Preacher Man: As the saying goes: “First they came for the epistemology. We don’t know what happened after that.”. Getting a little more gearsy about it…
Insofar as a meme is centered on a factual claim, the claim gets entangled with lots of other facts about the world; it's the phenomenon of Entangled Truths, Contagious Lies. So unless the meme tries to knock out a person's entire epistemic foundation, there's a strong feedback signal pushing against it if it makes a false factual claim.
But the Entangled Truths phenomenon is epistemic; it does not apply nearly so strongly to values. If a meme claims that, say, it is especially virtuous to eat yellow cherries from Switzerland... well, that claim is not so easily falsified by a web of connected truths.
As a result, parasitic memeplexes tend to be mostly claims about values (i.e. what’s good, healthy, cringe, etc) as opposed to epistemic claims, because value claims are much easier to bullshit.
Jerry B: Pause a moment, let me check that your abstract description actually binds to the example of belief in the afterlife.
As a purely factual matter, the simplest versions of an afterlife would have all sorts of observable effects in our world, which we do not observe. “Entangled truths”, as you say. One can go through some fairly precise mental gymnastics to hypothesize precisely the sort of afterlife which is not observable at all, but then that itself is rather suspicious.

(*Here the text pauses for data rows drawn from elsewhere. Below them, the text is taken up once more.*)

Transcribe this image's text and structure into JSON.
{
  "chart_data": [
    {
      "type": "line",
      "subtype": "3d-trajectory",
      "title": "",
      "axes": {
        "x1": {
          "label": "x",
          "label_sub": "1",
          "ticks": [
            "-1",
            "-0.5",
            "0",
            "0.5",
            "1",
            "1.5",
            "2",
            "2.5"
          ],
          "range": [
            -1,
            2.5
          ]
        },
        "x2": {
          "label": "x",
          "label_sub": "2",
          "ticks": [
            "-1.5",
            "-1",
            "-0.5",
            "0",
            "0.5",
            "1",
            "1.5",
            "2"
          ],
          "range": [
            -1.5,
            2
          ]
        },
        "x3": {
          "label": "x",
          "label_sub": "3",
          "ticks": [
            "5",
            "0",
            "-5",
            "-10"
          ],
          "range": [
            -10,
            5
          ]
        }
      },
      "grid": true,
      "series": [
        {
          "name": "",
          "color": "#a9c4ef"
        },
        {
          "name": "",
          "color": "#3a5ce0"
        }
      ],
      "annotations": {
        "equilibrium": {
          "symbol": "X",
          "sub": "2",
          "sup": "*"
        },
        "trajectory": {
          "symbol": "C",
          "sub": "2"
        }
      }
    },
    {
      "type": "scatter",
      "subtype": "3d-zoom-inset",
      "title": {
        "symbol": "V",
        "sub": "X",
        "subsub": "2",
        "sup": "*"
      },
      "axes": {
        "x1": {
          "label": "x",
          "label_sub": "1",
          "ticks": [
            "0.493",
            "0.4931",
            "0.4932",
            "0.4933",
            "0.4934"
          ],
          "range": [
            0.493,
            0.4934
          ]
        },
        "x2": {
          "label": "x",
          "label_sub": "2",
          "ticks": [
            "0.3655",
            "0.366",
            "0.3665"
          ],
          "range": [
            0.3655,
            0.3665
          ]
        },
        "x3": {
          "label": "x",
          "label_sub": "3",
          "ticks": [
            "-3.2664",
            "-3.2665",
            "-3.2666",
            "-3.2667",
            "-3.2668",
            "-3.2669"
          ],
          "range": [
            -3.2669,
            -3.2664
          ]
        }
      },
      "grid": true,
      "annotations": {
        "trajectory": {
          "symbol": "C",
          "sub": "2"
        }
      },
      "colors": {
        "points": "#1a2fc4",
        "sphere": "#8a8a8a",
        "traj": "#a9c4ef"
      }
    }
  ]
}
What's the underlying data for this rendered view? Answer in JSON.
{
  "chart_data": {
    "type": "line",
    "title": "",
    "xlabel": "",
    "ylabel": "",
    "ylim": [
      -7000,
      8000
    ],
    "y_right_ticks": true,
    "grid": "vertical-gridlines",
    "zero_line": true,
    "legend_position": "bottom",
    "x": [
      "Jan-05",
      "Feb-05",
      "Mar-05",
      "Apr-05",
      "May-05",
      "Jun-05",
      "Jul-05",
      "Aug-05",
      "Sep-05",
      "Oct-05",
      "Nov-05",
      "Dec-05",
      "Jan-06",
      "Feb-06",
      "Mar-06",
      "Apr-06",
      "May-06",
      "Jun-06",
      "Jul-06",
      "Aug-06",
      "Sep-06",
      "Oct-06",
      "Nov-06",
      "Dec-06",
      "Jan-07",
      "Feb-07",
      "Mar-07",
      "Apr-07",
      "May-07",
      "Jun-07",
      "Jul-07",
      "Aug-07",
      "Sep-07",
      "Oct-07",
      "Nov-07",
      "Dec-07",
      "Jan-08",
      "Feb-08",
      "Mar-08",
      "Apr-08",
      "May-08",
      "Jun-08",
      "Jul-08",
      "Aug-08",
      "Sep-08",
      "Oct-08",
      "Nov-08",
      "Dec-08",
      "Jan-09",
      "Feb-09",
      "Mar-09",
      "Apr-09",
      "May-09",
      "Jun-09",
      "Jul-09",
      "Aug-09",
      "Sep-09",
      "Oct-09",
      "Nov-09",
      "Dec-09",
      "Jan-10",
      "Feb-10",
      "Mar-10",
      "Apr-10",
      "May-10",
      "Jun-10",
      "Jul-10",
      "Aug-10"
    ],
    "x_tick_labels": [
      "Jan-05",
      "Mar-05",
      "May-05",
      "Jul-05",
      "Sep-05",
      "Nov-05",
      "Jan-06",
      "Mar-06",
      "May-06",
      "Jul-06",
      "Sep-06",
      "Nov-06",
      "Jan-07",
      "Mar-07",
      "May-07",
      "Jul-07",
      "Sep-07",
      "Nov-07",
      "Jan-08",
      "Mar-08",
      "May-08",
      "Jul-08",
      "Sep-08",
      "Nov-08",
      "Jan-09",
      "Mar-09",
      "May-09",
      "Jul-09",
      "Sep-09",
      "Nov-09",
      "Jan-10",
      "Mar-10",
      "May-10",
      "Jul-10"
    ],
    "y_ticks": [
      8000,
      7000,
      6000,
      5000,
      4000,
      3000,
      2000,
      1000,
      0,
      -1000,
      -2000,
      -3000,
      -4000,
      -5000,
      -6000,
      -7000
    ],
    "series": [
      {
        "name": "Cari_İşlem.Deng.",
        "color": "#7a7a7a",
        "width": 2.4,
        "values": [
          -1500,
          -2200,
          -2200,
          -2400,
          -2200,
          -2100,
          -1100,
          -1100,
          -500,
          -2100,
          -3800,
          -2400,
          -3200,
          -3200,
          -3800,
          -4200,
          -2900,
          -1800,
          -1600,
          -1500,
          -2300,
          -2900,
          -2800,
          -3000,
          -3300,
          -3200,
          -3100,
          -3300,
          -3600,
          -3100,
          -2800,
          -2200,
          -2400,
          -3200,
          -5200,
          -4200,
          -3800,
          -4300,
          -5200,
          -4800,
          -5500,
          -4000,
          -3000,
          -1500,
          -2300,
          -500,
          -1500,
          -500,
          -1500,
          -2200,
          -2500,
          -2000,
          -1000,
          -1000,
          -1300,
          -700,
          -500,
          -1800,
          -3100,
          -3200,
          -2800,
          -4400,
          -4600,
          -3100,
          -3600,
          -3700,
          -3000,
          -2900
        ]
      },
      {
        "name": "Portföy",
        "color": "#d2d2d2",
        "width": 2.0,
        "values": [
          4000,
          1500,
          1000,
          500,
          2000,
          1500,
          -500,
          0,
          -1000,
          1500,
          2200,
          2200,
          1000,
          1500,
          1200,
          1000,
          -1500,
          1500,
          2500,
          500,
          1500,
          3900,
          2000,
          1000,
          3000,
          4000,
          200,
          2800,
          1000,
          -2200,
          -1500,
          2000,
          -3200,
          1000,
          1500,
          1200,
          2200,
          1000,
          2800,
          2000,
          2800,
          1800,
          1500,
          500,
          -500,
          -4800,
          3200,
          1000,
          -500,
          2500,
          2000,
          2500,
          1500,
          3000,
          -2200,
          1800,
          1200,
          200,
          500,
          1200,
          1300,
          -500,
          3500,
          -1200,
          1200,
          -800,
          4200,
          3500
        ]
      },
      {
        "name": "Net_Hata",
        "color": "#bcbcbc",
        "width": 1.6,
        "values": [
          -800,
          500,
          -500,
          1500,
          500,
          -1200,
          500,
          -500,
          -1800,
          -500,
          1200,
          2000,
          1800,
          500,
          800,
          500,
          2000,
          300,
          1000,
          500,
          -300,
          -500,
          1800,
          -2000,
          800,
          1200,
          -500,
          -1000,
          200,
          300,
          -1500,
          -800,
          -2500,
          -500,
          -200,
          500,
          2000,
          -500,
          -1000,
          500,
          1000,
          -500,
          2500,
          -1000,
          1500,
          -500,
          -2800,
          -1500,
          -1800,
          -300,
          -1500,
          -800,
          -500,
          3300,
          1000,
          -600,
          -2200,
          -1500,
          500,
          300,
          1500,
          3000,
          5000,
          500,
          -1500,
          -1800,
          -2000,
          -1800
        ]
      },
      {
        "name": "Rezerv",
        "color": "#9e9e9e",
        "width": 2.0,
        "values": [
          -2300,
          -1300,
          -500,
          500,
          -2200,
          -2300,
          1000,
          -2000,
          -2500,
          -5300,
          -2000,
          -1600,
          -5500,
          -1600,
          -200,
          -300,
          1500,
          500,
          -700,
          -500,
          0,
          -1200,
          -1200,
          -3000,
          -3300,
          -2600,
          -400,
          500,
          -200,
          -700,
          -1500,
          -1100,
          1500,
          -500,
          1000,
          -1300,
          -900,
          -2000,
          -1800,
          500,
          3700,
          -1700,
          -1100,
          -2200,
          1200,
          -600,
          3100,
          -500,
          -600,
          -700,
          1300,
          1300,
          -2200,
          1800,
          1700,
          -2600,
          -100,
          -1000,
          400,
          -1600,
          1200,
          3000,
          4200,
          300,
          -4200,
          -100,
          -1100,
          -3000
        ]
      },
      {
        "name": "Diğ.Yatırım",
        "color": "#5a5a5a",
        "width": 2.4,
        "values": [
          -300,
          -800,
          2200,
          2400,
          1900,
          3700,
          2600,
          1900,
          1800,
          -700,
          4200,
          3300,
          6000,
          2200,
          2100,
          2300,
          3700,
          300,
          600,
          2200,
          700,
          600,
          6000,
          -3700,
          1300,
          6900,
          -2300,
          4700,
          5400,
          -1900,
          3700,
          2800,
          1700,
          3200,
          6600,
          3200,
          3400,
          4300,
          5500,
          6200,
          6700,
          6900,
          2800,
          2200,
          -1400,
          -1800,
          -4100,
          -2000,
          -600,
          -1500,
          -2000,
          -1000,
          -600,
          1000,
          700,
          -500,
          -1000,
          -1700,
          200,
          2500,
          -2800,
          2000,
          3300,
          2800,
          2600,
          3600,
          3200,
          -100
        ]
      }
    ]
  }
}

That said, religious memeplexes do make factual claims about the afterlife! And other factual claims too, though admittedly the factual claims seem to be steadily rolled back century after century, while the value claims seem to have a much longer shelf life (though they too evolve with the memetic tides). So I suppose you’ll claim the process of religions’ factual claims being falsified over time is exactly the sort of thing you’re talking about?
Preacher Man: That is what I’ve been talking about so far, but there’s a big loophole.
It’s usually much easier to bullshit value claims than epistemic claims. But that means there’s a lot of memetic selection pressure looking for ways to bullshit an epistemic claim by replacing it with a value claim. In particular, there’s lots of memetic selection pressure for arguments that it’s virtuous, or beneficial, or good, or [etc] to believe X, for various value claims X. Because any time a meme could reproduce more efficiently by spreading a false epistemic claim, replacing that epistemic claim with a value claim is a likely-easier alternative fitness strategy.
In the case of the afterlife, that would mean that there’s lots of memetic selection pressure for arguments that it’s virtuous/beneficial/good/etc to believe in an afterlife. That sort of argument can sidestep the “epistemic firewall”, allowing a memeplex to exploit factual claims as part of its reproduction cycle, by motivating the host to not question those factual claims (because the host believes that e.g. it’s beneficial to believe in the afterlife, so they don’t want to question it).
Jerry B: Ok, but it might in fact be beneficial to believe in the afterlife.
Preacher Man: Maybe. But you know what else is beneficial? Having a firewall in place, which blocks out any attempts to update your epistemic beliefs based on what’s virtuous/beneficial/good/[etc] to believe. I.e. “truth first”.
Today’s world is an absolute hotbed of memeplexes, evolving far more quickly than our own brains. We are the Windows XP computers in this environment. In practice, if you don’t put truth first, if you don’t strictly firewall attempts to update your factual beliefs based on arguments about what’s good to believe (as opposed to what’s true), you’re going to get hacked, and it’s not going to take very long. And once hacked like that, you’re not going to be able to fix it easily, because value claims have much weaker feedback from reality than factual claims.
I wish to believe that (it's beneficial to believe in the afterlife) if-and-only-if (it is beneficial to believe in the afterlife). But if that belief is wrong, it's going to be a hard one to get feedback on, and I know it's under attack by the memeplexes. So even if I did think it's probably beneficial to believe in the afterlife, I wouldn't just go believing in the afterlife. At a policy level, it's probably worth it to keep the epistemic firewall in place.